SEJ Objects to Illegal Military Police Treatment of Toledo Blade Journalists

April 16, 2014

The Society of Environmental Journalists has written Defense Secretary Chuck Hagel, condemning "in the strongest terms" the treatment of two Toledo Blade journalists March 28, 2014 by military police outside a Lima, Ohio, tank plant. The journalists were on public property when they were detained by military police. Photographer Jetta Fraser's camera was confiscated, even though she was taking pictures of what was in plain public view.

In a letter sent April 9, 2014, signed by SEJ Executive Director Beth Parke and SEJ WatchDog Project Director Joseph A. Davis, SEJ urged Hagel to apologize to the Blade and direct military employees not to let such illegal actions happen again.

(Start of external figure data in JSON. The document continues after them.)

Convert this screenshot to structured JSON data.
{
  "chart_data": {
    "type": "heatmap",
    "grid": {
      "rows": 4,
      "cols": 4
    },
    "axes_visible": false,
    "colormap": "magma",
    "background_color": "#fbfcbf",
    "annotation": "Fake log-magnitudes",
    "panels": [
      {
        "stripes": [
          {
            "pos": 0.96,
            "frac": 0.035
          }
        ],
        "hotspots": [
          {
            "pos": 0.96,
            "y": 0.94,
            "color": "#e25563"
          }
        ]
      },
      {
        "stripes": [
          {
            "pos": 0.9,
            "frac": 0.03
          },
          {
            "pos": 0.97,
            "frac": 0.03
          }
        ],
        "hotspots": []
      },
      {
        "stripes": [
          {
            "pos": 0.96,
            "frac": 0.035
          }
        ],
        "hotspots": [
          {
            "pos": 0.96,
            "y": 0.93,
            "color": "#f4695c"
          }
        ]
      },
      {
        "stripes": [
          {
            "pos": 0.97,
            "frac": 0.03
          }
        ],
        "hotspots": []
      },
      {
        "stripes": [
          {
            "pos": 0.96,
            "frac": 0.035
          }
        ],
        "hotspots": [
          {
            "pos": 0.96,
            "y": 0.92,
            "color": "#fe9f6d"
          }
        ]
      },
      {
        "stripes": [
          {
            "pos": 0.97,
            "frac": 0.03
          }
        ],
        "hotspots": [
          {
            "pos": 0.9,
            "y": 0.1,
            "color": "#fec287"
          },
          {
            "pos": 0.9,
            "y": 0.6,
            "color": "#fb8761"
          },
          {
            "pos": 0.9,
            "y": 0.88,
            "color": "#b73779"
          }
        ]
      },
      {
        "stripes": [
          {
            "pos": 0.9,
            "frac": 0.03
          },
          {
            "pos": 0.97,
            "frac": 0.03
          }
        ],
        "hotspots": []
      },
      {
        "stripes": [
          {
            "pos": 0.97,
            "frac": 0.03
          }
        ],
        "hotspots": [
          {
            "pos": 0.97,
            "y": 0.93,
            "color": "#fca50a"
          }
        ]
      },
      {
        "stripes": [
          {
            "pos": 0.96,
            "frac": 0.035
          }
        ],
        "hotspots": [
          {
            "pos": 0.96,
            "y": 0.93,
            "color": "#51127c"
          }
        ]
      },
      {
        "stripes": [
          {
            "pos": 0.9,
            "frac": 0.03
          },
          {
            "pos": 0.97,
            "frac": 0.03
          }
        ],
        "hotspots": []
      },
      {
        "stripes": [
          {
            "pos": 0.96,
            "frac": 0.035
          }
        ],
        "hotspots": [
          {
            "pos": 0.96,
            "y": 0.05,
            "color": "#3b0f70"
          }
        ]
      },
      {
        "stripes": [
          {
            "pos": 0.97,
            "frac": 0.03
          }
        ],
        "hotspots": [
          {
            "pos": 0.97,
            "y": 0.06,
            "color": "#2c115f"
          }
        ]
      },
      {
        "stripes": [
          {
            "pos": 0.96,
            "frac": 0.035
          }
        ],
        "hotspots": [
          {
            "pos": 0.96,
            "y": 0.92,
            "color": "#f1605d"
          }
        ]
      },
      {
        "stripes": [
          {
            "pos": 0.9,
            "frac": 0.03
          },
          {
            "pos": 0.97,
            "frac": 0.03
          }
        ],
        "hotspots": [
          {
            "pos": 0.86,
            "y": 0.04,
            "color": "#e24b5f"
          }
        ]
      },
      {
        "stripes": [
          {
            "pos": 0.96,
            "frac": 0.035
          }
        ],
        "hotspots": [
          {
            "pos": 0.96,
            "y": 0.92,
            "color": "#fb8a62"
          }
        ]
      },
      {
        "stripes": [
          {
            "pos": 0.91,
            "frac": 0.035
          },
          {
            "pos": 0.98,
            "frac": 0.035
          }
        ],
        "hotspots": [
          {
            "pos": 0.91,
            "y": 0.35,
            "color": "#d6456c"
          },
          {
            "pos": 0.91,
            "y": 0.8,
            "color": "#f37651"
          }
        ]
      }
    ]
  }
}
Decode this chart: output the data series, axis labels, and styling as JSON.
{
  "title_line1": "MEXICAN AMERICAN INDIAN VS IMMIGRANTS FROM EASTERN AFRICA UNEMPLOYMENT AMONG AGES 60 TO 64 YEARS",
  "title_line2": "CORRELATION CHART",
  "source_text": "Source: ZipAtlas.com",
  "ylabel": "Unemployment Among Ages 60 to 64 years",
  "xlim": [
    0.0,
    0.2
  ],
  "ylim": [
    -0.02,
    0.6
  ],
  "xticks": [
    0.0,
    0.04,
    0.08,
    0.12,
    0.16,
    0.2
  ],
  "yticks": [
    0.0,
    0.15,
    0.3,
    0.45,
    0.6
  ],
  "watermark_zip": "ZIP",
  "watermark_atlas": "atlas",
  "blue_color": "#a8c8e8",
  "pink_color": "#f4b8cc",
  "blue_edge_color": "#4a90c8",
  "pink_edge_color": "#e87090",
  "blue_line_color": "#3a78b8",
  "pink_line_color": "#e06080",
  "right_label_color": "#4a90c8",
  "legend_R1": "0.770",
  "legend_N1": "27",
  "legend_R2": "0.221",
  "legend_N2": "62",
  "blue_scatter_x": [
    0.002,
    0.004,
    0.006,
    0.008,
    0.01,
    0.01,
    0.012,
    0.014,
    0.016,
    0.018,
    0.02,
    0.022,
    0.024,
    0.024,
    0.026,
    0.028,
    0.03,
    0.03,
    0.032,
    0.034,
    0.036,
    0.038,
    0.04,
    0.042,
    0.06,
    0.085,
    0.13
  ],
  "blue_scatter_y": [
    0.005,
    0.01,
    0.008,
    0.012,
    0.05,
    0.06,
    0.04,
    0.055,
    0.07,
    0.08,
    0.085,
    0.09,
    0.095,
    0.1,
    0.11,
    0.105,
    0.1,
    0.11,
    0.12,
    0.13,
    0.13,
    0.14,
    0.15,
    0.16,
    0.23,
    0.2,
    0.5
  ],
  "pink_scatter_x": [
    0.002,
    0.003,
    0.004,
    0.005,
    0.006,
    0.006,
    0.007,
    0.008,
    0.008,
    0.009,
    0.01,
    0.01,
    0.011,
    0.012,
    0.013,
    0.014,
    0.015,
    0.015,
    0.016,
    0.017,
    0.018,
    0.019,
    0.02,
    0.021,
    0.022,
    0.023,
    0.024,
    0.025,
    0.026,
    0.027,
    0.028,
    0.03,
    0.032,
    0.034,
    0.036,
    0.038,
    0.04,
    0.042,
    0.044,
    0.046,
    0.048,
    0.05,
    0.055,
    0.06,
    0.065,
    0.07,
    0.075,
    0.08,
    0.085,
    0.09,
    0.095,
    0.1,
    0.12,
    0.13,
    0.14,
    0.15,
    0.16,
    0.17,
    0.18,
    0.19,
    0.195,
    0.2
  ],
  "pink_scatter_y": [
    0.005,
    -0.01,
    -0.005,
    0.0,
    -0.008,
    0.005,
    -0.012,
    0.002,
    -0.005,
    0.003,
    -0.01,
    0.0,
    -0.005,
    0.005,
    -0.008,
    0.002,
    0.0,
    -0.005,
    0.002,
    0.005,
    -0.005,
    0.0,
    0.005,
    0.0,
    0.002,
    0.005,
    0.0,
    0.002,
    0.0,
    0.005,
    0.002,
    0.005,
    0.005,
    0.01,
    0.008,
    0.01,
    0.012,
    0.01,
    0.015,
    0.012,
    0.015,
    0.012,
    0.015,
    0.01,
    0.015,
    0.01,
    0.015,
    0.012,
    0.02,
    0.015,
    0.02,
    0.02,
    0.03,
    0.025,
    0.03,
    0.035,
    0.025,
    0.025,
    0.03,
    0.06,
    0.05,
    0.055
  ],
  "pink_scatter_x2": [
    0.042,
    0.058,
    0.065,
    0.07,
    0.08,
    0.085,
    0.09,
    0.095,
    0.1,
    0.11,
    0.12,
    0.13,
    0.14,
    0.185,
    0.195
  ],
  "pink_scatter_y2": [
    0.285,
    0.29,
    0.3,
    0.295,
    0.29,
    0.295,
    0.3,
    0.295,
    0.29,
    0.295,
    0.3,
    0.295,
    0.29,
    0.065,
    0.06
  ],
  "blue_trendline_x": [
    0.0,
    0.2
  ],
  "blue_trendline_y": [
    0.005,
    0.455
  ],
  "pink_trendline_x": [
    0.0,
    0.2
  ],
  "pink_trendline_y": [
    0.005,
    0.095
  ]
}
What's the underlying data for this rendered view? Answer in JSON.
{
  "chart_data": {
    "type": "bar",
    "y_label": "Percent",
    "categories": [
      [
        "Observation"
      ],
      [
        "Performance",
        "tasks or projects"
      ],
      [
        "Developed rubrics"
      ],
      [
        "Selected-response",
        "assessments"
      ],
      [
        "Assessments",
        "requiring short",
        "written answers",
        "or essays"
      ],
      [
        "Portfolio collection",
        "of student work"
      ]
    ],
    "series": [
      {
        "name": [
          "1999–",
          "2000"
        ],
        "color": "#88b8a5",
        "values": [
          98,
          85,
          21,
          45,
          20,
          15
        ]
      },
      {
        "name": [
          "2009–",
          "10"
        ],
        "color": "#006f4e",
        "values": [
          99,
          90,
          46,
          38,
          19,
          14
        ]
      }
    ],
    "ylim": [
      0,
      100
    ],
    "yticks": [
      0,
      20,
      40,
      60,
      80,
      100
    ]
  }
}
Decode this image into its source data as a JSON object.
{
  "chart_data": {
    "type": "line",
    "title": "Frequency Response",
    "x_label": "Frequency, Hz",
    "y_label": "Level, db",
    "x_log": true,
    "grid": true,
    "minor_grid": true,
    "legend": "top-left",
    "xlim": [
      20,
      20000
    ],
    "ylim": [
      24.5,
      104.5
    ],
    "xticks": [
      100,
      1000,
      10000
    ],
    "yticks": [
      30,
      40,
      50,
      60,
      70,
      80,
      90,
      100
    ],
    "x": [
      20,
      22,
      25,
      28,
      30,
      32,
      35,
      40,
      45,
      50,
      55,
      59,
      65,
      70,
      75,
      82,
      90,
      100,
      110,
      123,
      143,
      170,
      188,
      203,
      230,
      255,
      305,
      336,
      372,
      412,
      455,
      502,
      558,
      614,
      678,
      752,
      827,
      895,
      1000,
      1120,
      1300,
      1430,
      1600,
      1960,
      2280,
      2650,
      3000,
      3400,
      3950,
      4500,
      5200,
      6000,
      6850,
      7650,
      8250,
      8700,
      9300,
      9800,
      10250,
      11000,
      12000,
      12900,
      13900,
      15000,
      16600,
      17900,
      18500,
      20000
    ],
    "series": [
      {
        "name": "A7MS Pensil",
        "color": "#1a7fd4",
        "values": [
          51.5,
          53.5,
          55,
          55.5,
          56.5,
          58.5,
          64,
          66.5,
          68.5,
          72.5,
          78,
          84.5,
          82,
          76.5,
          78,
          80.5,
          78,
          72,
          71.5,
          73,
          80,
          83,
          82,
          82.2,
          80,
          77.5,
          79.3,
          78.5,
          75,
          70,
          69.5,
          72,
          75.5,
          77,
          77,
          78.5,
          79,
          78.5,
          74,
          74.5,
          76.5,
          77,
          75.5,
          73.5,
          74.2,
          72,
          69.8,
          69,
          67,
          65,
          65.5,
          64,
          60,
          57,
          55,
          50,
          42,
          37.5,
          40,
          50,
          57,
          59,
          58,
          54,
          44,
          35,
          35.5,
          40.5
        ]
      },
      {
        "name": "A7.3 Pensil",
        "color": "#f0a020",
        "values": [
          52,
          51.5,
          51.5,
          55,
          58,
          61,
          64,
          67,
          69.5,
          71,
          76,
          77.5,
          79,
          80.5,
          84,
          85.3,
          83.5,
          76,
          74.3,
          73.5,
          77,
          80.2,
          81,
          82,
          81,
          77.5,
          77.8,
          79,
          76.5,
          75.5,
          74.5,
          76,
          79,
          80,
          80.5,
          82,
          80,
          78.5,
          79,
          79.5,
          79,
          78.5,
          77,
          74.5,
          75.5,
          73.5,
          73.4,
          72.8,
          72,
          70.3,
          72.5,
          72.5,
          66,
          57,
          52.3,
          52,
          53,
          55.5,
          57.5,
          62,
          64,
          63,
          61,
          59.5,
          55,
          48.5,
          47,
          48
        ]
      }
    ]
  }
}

The SEJ letter stated: "SEJ members around the country have in recent years expressed concerns that heightened security patrols around a variety of industrial facilities have threatened the ability of journalists to photograph legitimate news subjects such as dangerous chemical facilities located near populated communities."

The legal and constitutional rights of photojournalists to take pictures from public places has been well-established in the U.S. courts.

Fraser and Blade reporter Tyrel Linkhorn were detained by Army military police for at least an hour outside the entry area of  a tank manufacturing plant in Lima, Ohio. Fraser was held in handcuffs, and military police threatened sexual violence against her. They were outside the Joint Systems Manufacturing Center, operated under contract by General Dynamics.

The Toledo Blade promptly filed a lawsuit against the United States and Defense Secretary Chuck Hagel, asking for a jury trial, damages, and declaratory and injunctive relief.